Theorem   Let $\theta \in \mathbb{R}$ . Then the following are equivalent:

1. An angle of measure $\theta$ is constructible;
2. $\sin \theta$ is a constructible number;
3. $\cos \theta$ is a constructible number.

Proof. First of all, due to periodicity, we can restrict our attention to the interval $0 \le \theta <2\pi$ . Even better, we can further restrict our attention to the interval $0 \le \theta \le \frac{\pi}{2}$ for the following reasons:

1. If an angle whose measure is $\theta$ is constructible, then so are angles whose measures are $\pi-\theta$ , $\pi+\theta$ , and $2\pi-\theta$ ;
2. If $x$ is a constructible number, then so is $|x|$ .

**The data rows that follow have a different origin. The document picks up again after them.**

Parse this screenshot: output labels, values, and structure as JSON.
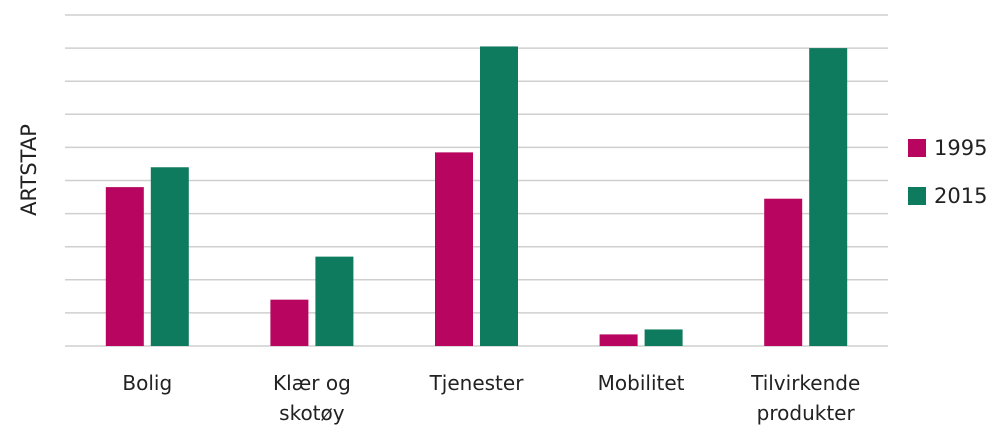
{
  "chart_data": {
    "type": "bar",
    "y_label": "ARTSTAP",
    "categories": [
      "Bolig",
      "Klær og skotøy",
      "Tjenester",
      "Mobilitet",
      "Tilvirkende produkter"
    ],
    "series": [
      {
        "name": "1995",
        "color": "#b8055f",
        "values": [
          4.8,
          1.4,
          5.85,
          0.35,
          4.45
        ]
      },
      {
        "name": "2015",
        "color": "#0e7a5e",
        "values": [
          5.4,
          2.7,
          9.05,
          0.5,
          9.0
        ]
      }
    ],
    "ylim": [
      0,
      10
    ],
    "yticks": [
      0,
      1,
      2,
      3,
      4,
      5,
      6,
      7,
      8,
      9,
      10
    ],
    "grid": true,
    "legend": "right"
  }
}
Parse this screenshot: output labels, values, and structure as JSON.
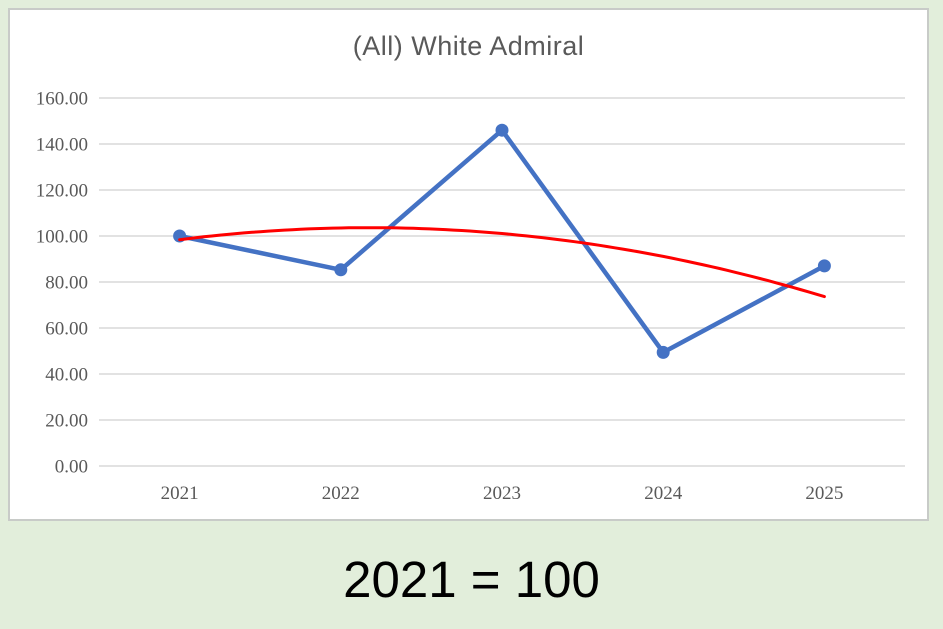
{
  "window": {
    "background_color": "#e2eedb",
    "panel_background_color": "#ffffff",
    "panel_border_color": "#c8cbc8"
  },
  "chart_data": {
    "type": "line",
    "title": "(All) White Admiral",
    "title_color": "#595959",
    "categories": [
      "2021",
      "2022",
      "2023",
      "2024",
      "2025"
    ],
    "series": [
      {
        "name": "(All) White Admiral",
        "values": [
          100.0,
          85.3,
          146.0,
          49.4,
          87.0
        ],
        "color": "#4472C4",
        "marker": "circle"
      }
    ],
    "trendline": {
      "type": "polynomial",
      "order": 2,
      "color": "#FF0000",
      "applies_to": "(All) White Admiral"
    },
    "xlabel": "",
    "ylabel": "",
    "ylim": [
      0,
      160
    ],
    "ytick_step": 20,
    "ytick_labels": [
      "0.00",
      "20.00",
      "40.00",
      "60.00",
      "80.00",
      "100.00",
      "120.00",
      "140.00",
      "160.00"
    ],
    "legend": "none",
    "gridlines": "horizontal",
    "gridline_color": "#D9D9D9",
    "axis_label_color": "#595959"
  },
  "caption": {
    "text": "2021 = 100",
    "color": "#000000"
  }
}
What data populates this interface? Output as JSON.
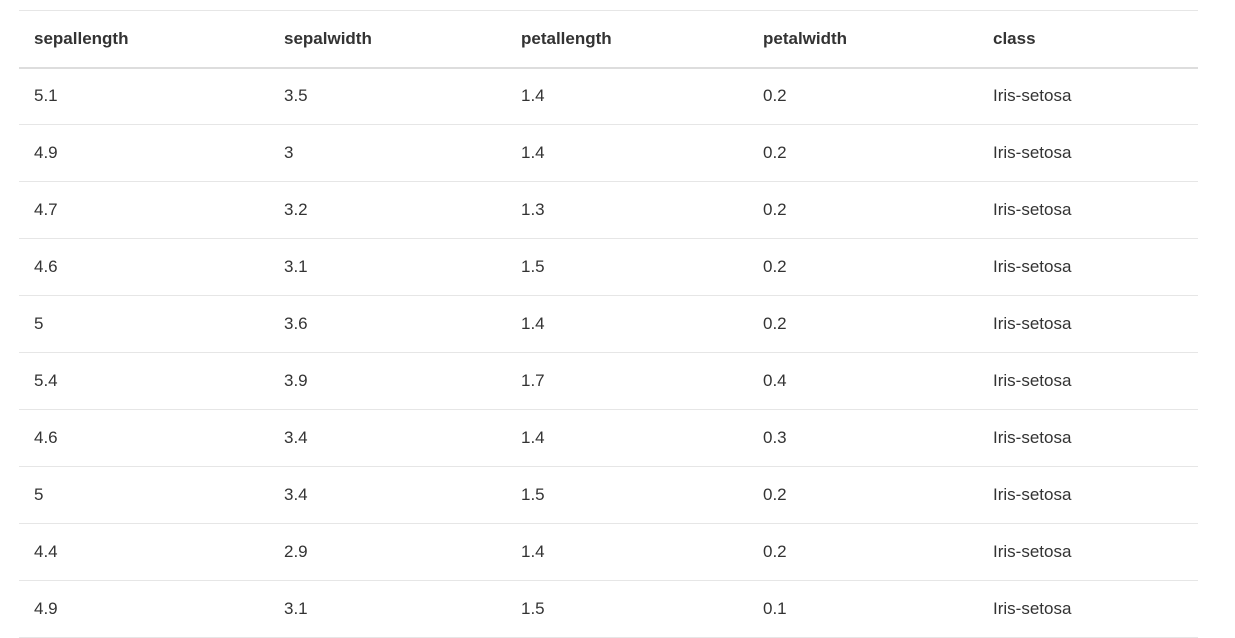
{
  "table": {
    "columns": [
      "sepallength",
      "sepalwidth",
      "petallength",
      "petalwidth",
      "class"
    ],
    "rows": [
      [
        "5.1",
        "3.5",
        "1.4",
        "0.2",
        "Iris-setosa"
      ],
      [
        "4.9",
        "3",
        "1.4",
        "0.2",
        "Iris-setosa"
      ],
      [
        "4.7",
        "3.2",
        "1.3",
        "0.2",
        "Iris-setosa"
      ],
      [
        "4.6",
        "3.1",
        "1.5",
        "0.2",
        "Iris-setosa"
      ],
      [
        "5",
        "3.6",
        "1.4",
        "0.2",
        "Iris-setosa"
      ],
      [
        "5.4",
        "3.9",
        "1.7",
        "0.4",
        "Iris-setosa"
      ],
      [
        "4.6",
        "3.4",
        "1.4",
        "0.3",
        "Iris-setosa"
      ],
      [
        "5",
        "3.4",
        "1.5",
        "0.2",
        "Iris-setosa"
      ],
      [
        "4.4",
        "2.9",
        "1.4",
        "0.2",
        "Iris-setosa"
      ],
      [
        "4.9",
        "3.1",
        "1.5",
        "0.1",
        "Iris-setosa"
      ]
    ]
  }
}
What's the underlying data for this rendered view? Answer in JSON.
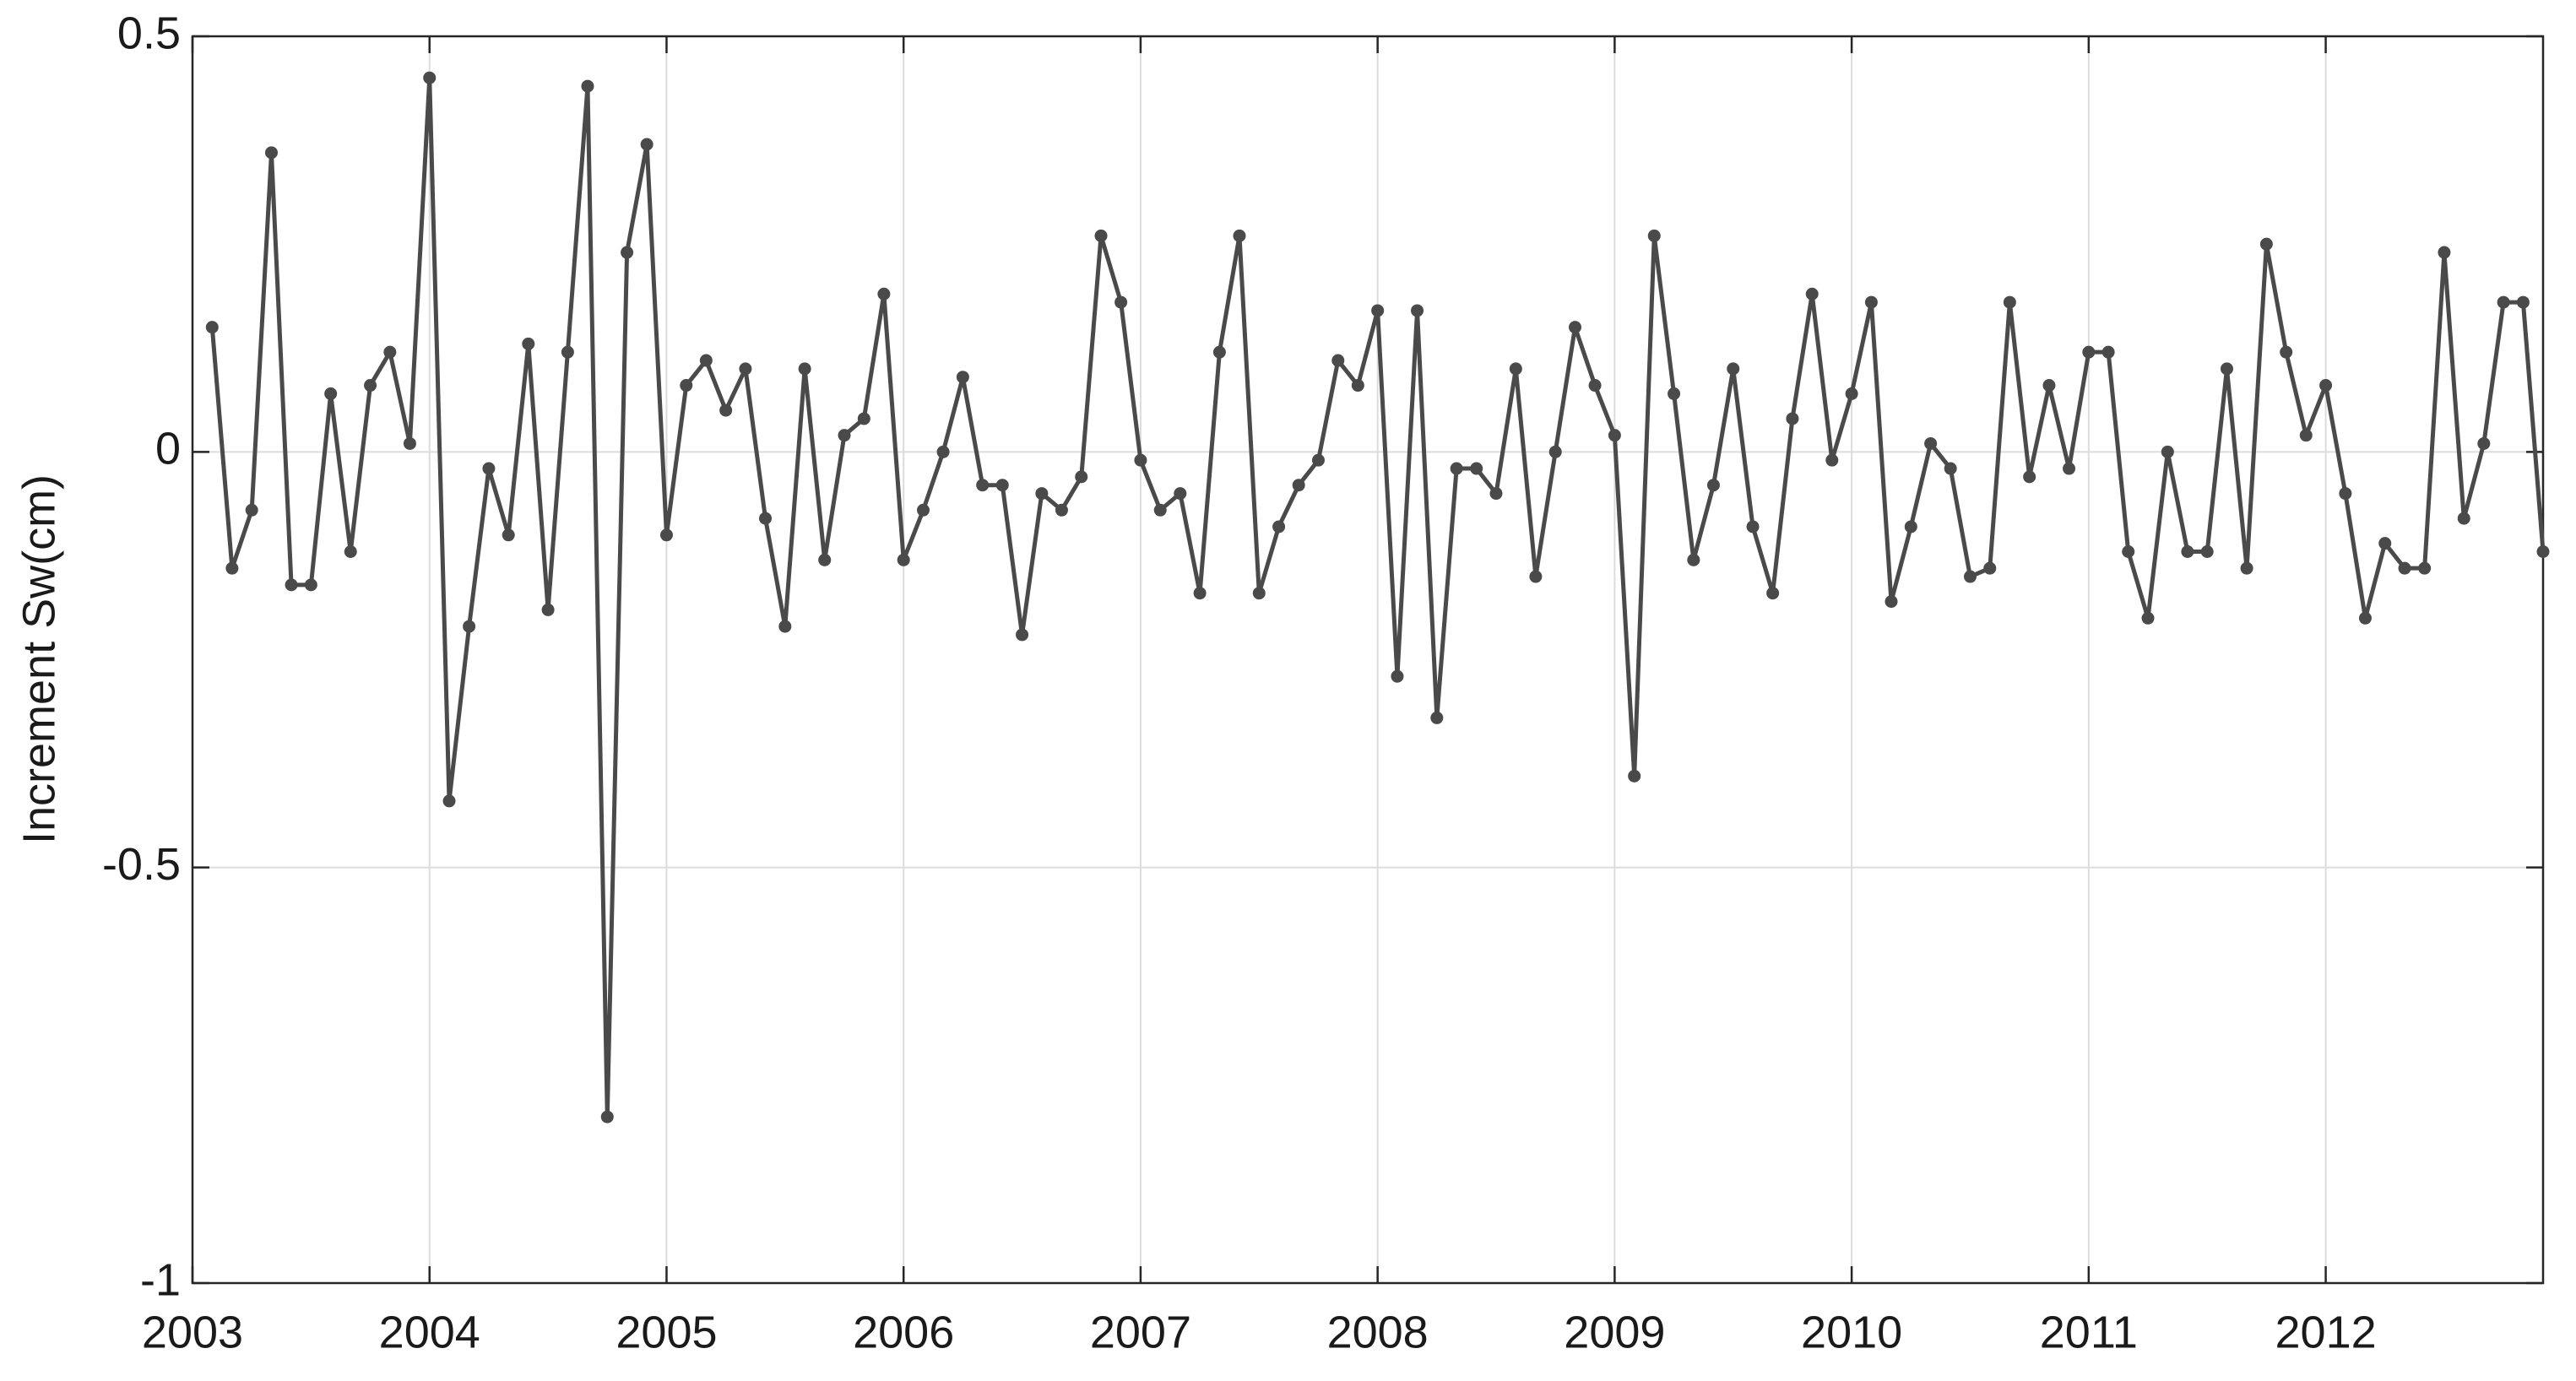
{
  "chart_data": {
    "type": "line",
    "ylabel": "Increment Sw(cm)",
    "x": [
      2003.083,
      2003.167,
      2003.25,
      2003.333,
      2003.417,
      2003.5,
      2003.583,
      2003.667,
      2003.75,
      2003.833,
      2003.917,
      2004,
      2004.083,
      2004.167,
      2004.25,
      2004.333,
      2004.417,
      2004.5,
      2004.583,
      2004.667,
      2004.75,
      2004.833,
      2004.917,
      2005,
      2005.083,
      2005.167,
      2005.25,
      2005.333,
      2005.417,
      2005.5,
      2005.583,
      2005.667,
      2005.75,
      2005.833,
      2005.917,
      2006,
      2006.083,
      2006.167,
      2006.25,
      2006.333,
      2006.417,
      2006.5,
      2006.583,
      2006.667,
      2006.75,
      2006.833,
      2006.917,
      2007,
      2007.083,
      2007.167,
      2007.25,
      2007.333,
      2007.417,
      2007.5,
      2007.583,
      2007.667,
      2007.75,
      2007.833,
      2007.917,
      2008,
      2008.083,
      2008.167,
      2008.25,
      2008.333,
      2008.417,
      2008.5,
      2008.583,
      2008.667,
      2008.75,
      2008.833,
      2008.917,
      2009,
      2009.083,
      2009.167,
      2009.25,
      2009.333,
      2009.417,
      2009.5,
      2009.583,
      2009.667,
      2009.75,
      2009.833,
      2009.917,
      2010,
      2010.083,
      2010.167,
      2010.25,
      2010.333,
      2010.417,
      2010.5,
      2010.583,
      2010.667,
      2010.75,
      2010.833,
      2010.917,
      2011,
      2011.083,
      2011.167,
      2011.25,
      2011.333,
      2011.417,
      2011.5,
      2011.583,
      2011.667,
      2011.75,
      2011.833,
      2011.917,
      2012,
      2012.083,
      2012.167,
      2012.25,
      2012.333,
      2012.417,
      2012.5,
      2012.583,
      2012.667,
      2012.75,
      2012.833,
      2012.917
    ],
    "series": [
      {
        "color": "#4a4a4a",
        "values": [
          0.15,
          -0.14,
          -0.07,
          0.36,
          -0.16,
          -0.16,
          0.07,
          -0.12,
          0.08,
          0.12,
          0.01,
          0.45,
          -0.42,
          -0.21,
          -0.02,
          -0.1,
          0.13,
          -0.19,
          0.12,
          0.44,
          -0.8,
          0.24,
          0.37,
          -0.1,
          0.08,
          0.11,
          0.05,
          0.1,
          -0.08,
          -0.21,
          0.1,
          -0.13,
          0.02,
          0.04,
          0.19,
          -0.13,
          -0.07,
          0.0,
          0.09,
          -0.04,
          -0.04,
          -0.22,
          -0.05,
          -0.07,
          -0.03,
          0.26,
          0.18,
          -0.01,
          -0.07,
          -0.05,
          -0.17,
          0.12,
          0.26,
          -0.17,
          -0.09,
          -0.04,
          -0.01,
          0.11,
          0.08,
          0.17,
          -0.27,
          0.17,
          -0.32,
          -0.02,
          -0.02,
          -0.05,
          0.1,
          -0.15,
          0.0,
          0.15,
          0.08,
          0.02,
          -0.39,
          0.26,
          0.07,
          -0.13,
          -0.04,
          0.1,
          -0.09,
          -0.17,
          0.04,
          0.19,
          -0.01,
          0.07,
          0.18,
          -0.18,
          -0.09,
          0.01,
          -0.02,
          -0.15,
          -0.14,
          0.18,
          -0.03,
          0.08,
          -0.02,
          0.12,
          0.12,
          -0.12,
          -0.2,
          0.0,
          -0.12,
          -0.12,
          0.1,
          -0.14,
          0.25,
          0.12,
          0.02,
          0.08,
          -0.05,
          -0.2,
          -0.11,
          -0.14,
          -0.14,
          0.24,
          -0.08,
          0.01,
          0.18,
          0.18,
          -0.12
        ]
      }
    ],
    "xlim": [
      2003,
      2012.917
    ],
    "xticks": [
      2003,
      2004,
      2005,
      2006,
      2007,
      2008,
      2009,
      2010,
      2011,
      2012
    ],
    "ylim": [
      -1,
      0.5
    ],
    "yticks": [
      -1,
      -0.5,
      0,
      0.5
    ],
    "grid": true
  }
}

If $\theta \in \{0, \frac{\pi}{2} \}$ , then clearly an angle of measure $\theta$ is constructible, and $\{\sin \theta, \cos \theta \}=\{0,1\}$ . Thus, equivalence has been established in the case that $\theta \in \{0,\frac{\pi}{2}\}$ . Therefore, we can restrict our attention even further to the interval $0<\theta<\frac{\pi}{2}$ .

Assume that an angle of measure $\theta$ is constructible. Construct such an angle and mark off a line segment of length $1$ from the vertex of the angle. Label the endpoint that is not the vertex of the angle as $A$ .

Drop the perpendicular from $A$ to the other ray of the angle. Since the legs of the triangle are of lengths $\sin \theta$ and $\cos \theta$ , both of these are constructible numbers.

Now assume that $\sin \theta$ is a constructible number. At one endpoint of a line segment of length $\sin \theta$ , erect the perpendicular to the line segment.

From the other endpoint of the given line segment, draw an arc of a circle with radius $1$ so that it intersects the erected perpendicular. Label this point of intersection as $A$ . Connect $A$ to the endpoint of the line segment which was used to draw the arc. Then an angle of measure $\theta$ and a line segment of length $\cos \theta$ have been constructed.

A similar procedure can be used given that $\cos \theta$ is a constructible number to prove the other two statements.